Matrix Differentiation proof II

Question

Someone asks a different part of this question here. I wonder how can we derive from (46) to (47)? Especially how to think the way to get the transpose?

Answer 1

I think the confusion might be coming from the row/column conventions for matrix calculus, which are often not well-explained in courses.
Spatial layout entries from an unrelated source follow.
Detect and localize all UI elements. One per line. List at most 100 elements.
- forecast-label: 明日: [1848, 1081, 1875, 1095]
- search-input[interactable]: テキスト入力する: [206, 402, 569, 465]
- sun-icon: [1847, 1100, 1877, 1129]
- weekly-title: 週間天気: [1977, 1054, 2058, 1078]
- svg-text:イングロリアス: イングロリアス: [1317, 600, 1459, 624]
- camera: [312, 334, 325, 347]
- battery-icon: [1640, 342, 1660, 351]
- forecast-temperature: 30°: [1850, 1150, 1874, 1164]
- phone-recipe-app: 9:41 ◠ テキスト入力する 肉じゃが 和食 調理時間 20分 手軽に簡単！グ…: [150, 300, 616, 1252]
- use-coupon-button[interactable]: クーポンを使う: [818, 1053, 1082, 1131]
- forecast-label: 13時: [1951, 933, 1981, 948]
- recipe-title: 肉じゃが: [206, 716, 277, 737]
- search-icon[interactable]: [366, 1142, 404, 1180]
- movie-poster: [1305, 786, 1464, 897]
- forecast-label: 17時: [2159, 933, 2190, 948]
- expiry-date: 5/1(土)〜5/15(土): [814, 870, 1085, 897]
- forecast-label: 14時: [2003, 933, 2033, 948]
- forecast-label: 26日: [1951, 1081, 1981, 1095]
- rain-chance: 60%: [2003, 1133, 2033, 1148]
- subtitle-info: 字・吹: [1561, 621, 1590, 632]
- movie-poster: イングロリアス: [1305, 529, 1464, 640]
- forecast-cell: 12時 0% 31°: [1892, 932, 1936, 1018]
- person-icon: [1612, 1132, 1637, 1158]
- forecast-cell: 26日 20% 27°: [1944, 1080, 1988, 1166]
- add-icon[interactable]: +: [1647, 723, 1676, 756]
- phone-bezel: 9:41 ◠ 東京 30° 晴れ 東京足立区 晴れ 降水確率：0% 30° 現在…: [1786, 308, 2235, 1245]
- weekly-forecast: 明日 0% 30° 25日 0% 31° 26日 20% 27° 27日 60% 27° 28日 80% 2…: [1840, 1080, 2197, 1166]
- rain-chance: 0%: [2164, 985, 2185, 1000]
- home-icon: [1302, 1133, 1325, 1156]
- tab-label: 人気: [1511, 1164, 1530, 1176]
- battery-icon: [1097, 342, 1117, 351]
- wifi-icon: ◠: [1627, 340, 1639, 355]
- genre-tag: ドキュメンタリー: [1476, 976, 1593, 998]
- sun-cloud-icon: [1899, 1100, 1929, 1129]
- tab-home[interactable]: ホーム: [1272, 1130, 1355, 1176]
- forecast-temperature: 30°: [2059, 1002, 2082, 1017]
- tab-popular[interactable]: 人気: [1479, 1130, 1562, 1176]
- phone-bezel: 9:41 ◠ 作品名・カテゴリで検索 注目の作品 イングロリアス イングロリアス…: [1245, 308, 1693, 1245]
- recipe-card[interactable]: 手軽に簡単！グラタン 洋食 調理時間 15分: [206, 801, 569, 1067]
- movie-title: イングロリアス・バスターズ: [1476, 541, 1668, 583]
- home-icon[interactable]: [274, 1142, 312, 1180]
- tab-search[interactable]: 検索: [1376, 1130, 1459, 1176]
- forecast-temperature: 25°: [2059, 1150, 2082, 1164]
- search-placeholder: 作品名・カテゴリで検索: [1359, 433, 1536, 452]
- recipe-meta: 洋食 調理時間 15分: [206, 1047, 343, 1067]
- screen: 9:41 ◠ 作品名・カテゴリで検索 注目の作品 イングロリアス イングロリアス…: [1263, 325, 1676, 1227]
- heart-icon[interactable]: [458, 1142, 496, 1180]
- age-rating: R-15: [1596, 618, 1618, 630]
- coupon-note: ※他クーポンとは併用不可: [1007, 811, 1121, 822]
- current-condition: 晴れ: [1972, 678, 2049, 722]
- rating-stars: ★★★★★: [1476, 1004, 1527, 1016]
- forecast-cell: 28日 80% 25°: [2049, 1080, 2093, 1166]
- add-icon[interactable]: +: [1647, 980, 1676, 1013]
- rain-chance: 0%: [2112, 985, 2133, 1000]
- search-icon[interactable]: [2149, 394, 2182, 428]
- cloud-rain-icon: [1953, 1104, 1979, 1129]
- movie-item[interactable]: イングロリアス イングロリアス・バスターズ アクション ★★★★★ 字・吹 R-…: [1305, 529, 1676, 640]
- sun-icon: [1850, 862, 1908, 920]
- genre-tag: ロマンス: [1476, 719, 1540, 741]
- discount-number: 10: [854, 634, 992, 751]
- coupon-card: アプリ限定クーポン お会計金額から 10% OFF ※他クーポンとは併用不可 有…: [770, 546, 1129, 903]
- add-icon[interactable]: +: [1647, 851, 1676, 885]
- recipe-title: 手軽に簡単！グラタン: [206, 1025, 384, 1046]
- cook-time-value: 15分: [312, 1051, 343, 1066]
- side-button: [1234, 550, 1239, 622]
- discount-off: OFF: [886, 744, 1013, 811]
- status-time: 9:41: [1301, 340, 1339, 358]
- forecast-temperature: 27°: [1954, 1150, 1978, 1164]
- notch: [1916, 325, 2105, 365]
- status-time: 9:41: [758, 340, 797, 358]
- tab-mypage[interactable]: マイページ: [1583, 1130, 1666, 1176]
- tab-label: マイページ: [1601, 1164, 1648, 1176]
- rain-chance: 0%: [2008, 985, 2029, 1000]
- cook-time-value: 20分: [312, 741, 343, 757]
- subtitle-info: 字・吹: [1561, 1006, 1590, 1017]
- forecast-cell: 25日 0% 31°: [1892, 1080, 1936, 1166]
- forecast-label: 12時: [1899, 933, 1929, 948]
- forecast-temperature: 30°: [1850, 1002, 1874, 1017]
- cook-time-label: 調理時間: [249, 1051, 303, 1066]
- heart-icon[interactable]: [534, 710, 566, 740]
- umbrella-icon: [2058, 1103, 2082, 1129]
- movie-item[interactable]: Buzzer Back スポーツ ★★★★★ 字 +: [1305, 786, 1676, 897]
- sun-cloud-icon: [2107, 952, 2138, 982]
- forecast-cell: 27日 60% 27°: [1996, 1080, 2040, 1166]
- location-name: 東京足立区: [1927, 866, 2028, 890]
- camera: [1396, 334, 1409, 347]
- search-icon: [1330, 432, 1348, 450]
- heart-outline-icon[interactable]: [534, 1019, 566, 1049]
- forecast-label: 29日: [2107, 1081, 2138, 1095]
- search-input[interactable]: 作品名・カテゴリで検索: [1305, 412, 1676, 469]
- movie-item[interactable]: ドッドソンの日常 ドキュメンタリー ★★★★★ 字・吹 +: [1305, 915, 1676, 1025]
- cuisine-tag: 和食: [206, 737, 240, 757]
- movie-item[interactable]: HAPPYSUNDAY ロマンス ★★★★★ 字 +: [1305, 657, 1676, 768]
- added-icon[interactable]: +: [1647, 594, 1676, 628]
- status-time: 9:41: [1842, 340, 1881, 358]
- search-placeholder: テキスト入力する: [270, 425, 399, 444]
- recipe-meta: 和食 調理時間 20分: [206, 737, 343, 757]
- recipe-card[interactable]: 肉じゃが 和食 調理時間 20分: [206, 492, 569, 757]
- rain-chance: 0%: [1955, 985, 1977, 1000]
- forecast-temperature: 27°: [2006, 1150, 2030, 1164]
The important thing to remember is that matrix-vector multiplication can be defined per-component by $$ [Ax]_{i} = \sum_j a_{ij} x_j $$ And, for the transpose, we get $$ [A^Tx]_{i} = \sum_j a_{ji} x_j $$ So, (46) can be rewritten as: $$ \frac{\partial \alpha}{\partial x_k} = \sum_j a_{kj}x_j + \sum_i a_{ik}x_i = [Ax]_k + [A^Tx]_k $$ Clearly, the quantity $\frac{\partial \alpha}{\partial x}$ should be a vector with components $\frac{\partial \alpha}{\partial x_k}$. Now, we are looking at the Jacobian of $\alpha(x)=\sum_{i,j} a_{ij}x_ix_j$, so it should be a row vector. However, we have written the above as components of column vectors. So it is better to write: $$ \frac{\partial \alpha}{\partial x_k} = \sum_j a_{kj}x_j + \sum_i a_{ik}x_i = [x^TA^T]_k + [x^TA]_k $$ Note this makes no difference to the components since a transposed vector has the same components for a given index. However, now we correctly get a row vector when we generalize this as a matrix derivative: $$ \frac{\partial \alpha}{\partial x} = x^TA^T + x^TA = x^T(A^T+A) $$ by simply removing the component index.

Hopefully this way of looking at it helps!